In summary, it is well documented that being born prematurely confers an increased risk of CKD in adulthood. This review has highlighted the key factors likely underlying this phenomenon, namely the importance of the congenital nephron endowment. The extra-uterine environment of the preterm infant is often taxed with various insults such as nephrotoxic drug exposure and hemodynamic instability that may negatively affect the short window of ongoing nephrogenesis. Subsequently, obesity, recurrent AKI, and the natural aging process will all negatively impact the nephron endowment. Hence, early identification and periodic screening of these at-risk preterm individuals should allow for mitigation of injury and preservation of their nephron endowment and renal function over the life span. As more data accumulate, especially in larger diverse cohorts, such as the Neonatal Kidney Collaborative (NKC), NCT02443389, a scoring system may be forthcoming that incorporates the degree of prematurity, AKI, renal size, and other relevant factors to be validated for better stratification of future risk of CKD among these infants [19]. In a recent review, Carmody and Charlton proposed a screening algorithm including measuring blood pressure, renal function, and proteinuria for these at-risk patients [83]. Providers could consider screening these patients every 6 months to 1 year with well child visits and refer to specialists when appropriate. Future research efforts should focus on prospective longitudinal studies of preterm infants to identify more specific screening timelines and areas for early therapeutic intervention to mitigate the morbidity of CKD. Finally, as in most circumstances, the onset of cardiovascular and renal complications of being born preterm and/or of low birth weight will likely not manifest until early adulthood.

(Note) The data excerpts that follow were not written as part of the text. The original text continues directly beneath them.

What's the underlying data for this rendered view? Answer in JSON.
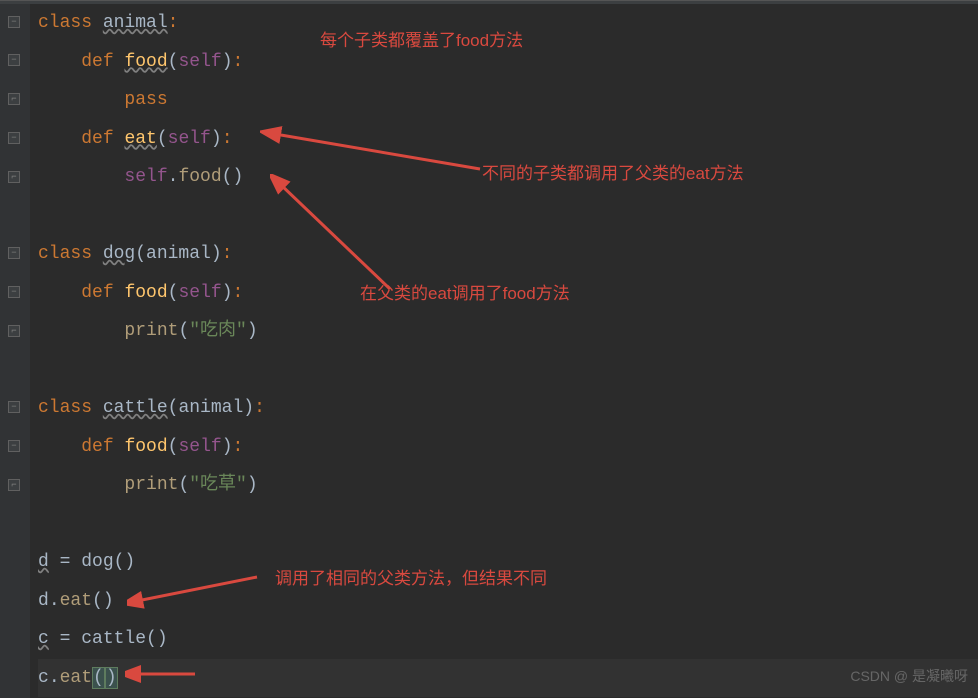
{
  "code": {
    "l1_kw1": "class ",
    "l1_cls": "animal",
    "l1_colon": ":",
    "l2_kw": "def ",
    "l2_fn": "food",
    "l2_p1": "(",
    "l2_self": "self",
    "l2_p2": ")",
    "l2_colon": ":",
    "l3_pass": "pass",
    "l4_kw": "def ",
    "l4_fn": "eat",
    "l4_p1": "(",
    "l4_self": "self",
    "l4_p2": ")",
    "l4_colon": ":",
    "l5_self": "self",
    "l5_dot": ".",
    "l5_call": "food",
    "l5_p": "()",
    "l7_kw": "class ",
    "l7_cls": "dog",
    "l7_p1": "(",
    "l7_base": "animal",
    "l7_p2": ")",
    "l7_colon": ":",
    "l8_kw": "def ",
    "l8_fn": "food",
    "l8_p1": "(",
    "l8_self": "self",
    "l8_p2": ")",
    "l8_colon": ":",
    "l9_call": "print",
    "l9_p1": "(",
    "l9_str": "\"吃肉\"",
    "l9_p2": ")",
    "l11_kw": "class ",
    "l11_cls": "cattle",
    "l11_p1": "(",
    "l11_base": "animal",
    "l11_p2": ")",
    "l11_colon": ":",
    "l12_kw": "def ",
    "l12_fn": "food",
    "l12_p1": "(",
    "l12_self": "self",
    "l12_p2": ")",
    "l12_colon": ":",
    "l13_call": "print",
    "l13_p1": "(",
    "l13_str": "\"吃草\"",
    "l13_p2": ")",
    "l15_var": "d",
    "l15_eq": " = ",
    "l15_call": "dog",
    "l15_p": "()",
    "l16_var": "d",
    "l16_dot": ".",
    "l16_call": "eat",
    "l16_p": "()",
    "l17_var": "c",
    "l17_eq": " = ",
    "l17_call": "cattle",
    "l17_p": "()",
    "l18_var": "c",
    "l18_dot": ".",
    "l18_call": "eat",
    "l18_p1": "(",
    "l18_p2": ")"
  },
  "annotations": {
    "a1": "每个子类都覆盖了food方法",
    "a2": "不同的子类都调用了父类的eat方法",
    "a3": "在父类的eat调用了food方法",
    "a4": "调用了相同的父类方法，但结果不同"
  },
  "watermark": "CSDN @ 是凝曦呀"
}
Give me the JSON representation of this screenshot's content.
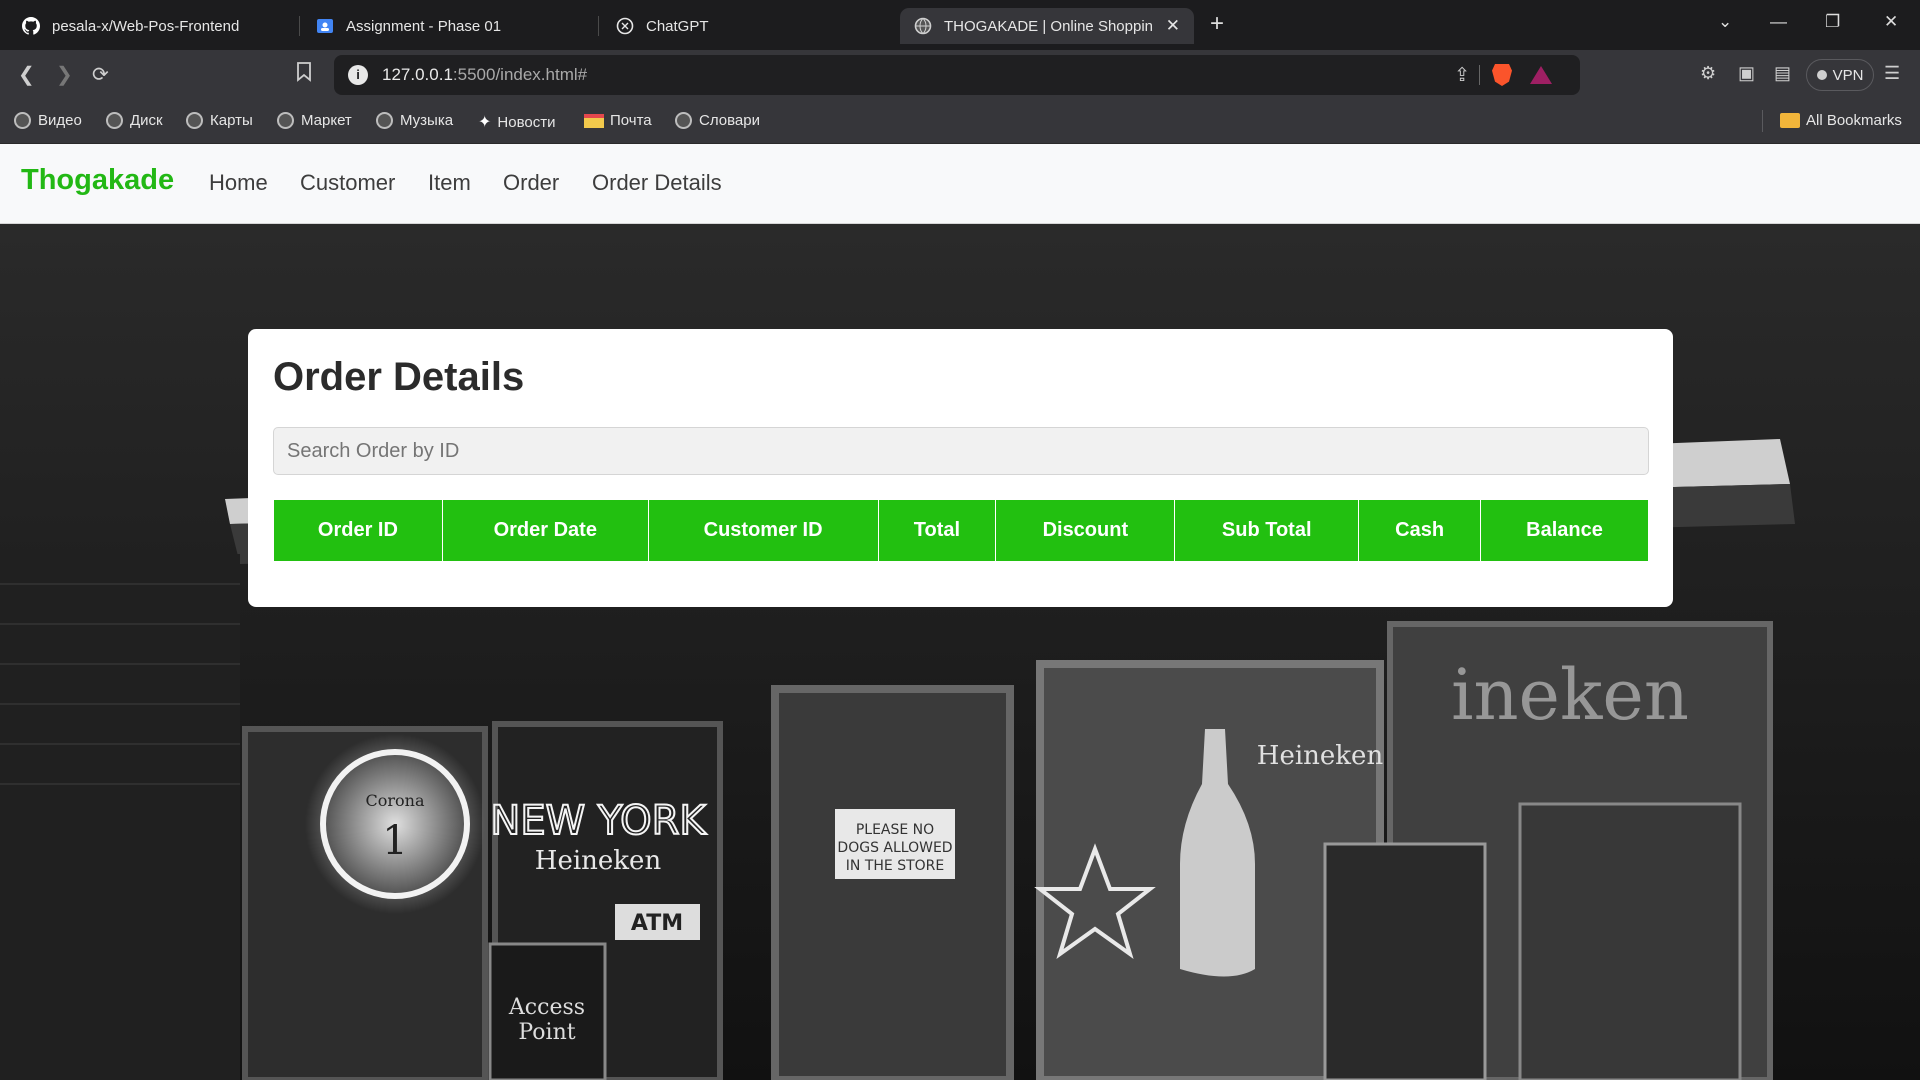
{
  "browser": {
    "tabs": [
      {
        "title": "pesala-x/Web-Pos-Frontend",
        "icon": "github-icon",
        "active": false
      },
      {
        "title": "Assignment - Phase 01",
        "icon": "classroom-icon",
        "active": false
      },
      {
        "title": "ChatGPT",
        "icon": "chatgpt-icon",
        "active": false
      },
      {
        "title": "THOGAKADE | Online Shopping",
        "icon": "globe-icon",
        "active": true
      }
    ],
    "new_tab": "+",
    "url_host": "127.0.0.1",
    "url_rest": ":5500/index.html#",
    "vpn_label": "VPN",
    "bookmarks": [
      {
        "label": "Видео",
        "icon": "globe-icon"
      },
      {
        "label": "Диск",
        "icon": "globe-icon"
      },
      {
        "label": "Карты",
        "icon": "globe-icon"
      },
      {
        "label": "Маркет",
        "icon": "globe-icon"
      },
      {
        "label": "Музыка",
        "icon": "globe-icon"
      },
      {
        "label": "Новости",
        "icon": "spark-icon"
      },
      {
        "label": "Почта",
        "icon": "mail-icon"
      },
      {
        "label": "Словари",
        "icon": "globe-icon"
      }
    ],
    "all_bookmarks": "All Bookmarks"
  },
  "site": {
    "brand": "Thogakade",
    "nav": [
      "Home",
      "Customer",
      "Item",
      "Order",
      "Order Details"
    ],
    "brand_color": "#22b814"
  },
  "order_details": {
    "title": "Order Details",
    "search_placeholder": "Search Order by ID",
    "columns": [
      "Order ID",
      "Order Date",
      "Customer ID",
      "Total",
      "Discount",
      "Sub Total",
      "Cash",
      "Balance"
    ],
    "rows": [],
    "header_color": "#22c010"
  }
}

Mechanisms for effective transition of care to adult providers must include highlighting these concerns.

Questions

  1. 1.

    The human kidney forms from which sequential developmental stages?

    1. a.

      Pronephros, metanephros, mesonephros

    2. b.

      Antinephros, neonephros, humanonephros

    3. c.

      Metanephros, mesonephros, pronephros

    4. d.

      Pronephros, mesonephros, metanephros

  2. 2.

    What is considered the “gold standard” for measurement of GFR in infants?

    1. a.

      Iohexol

    2. b.

      Inulin

    3. c.

      Creatinine clearance

    4. d.

      Para-aminohippurate clearance

  3. 3.

    An endogenous marker of GFR must fulfill all of the following criteria except it:

    1. a.

      Must be freely filtered by the glomerular barrier

    2. b.

      Must be secreted and reabsorbed by the renal tubule at an equal rate

    3. c.

      Must be produced at a constant rate

    4. d.

      Must not be protein bound

  4. 4.

    The nephron endowment is determined by which of the following:

    1. a.

      Intra-uterine environment

    2. b.

      Genetic polymorphisms of intra-uterine drivers of nephrogenesis

    3. c.

      Prematurity and post-natal completion of nephrogenesis

    4. d.

      All of the above

  5. 5.

    Which of the following subjects does not have oligonephronia?

    1. a.

      Six-year-old born 36 weeks preterm with a serum creatinine of 0.4 mg/dl and a TKV/m2 = 160 ml/m2

    2. b.

      Fifteen-year-old obese male with unilateral renal agenesis with a TKV of 135 ml and a BSA = 2.00 m2

    3. c.

      Three-year-old born extremely preterm and low birth weight with serum creatinine of 0.6 mg/dl and a TKV/m2 = 85 ml/m2

    4. d.

      Six-year-old born at term with IUGR who is growing well along the 15th percentile for length and the 50th percentile for weight.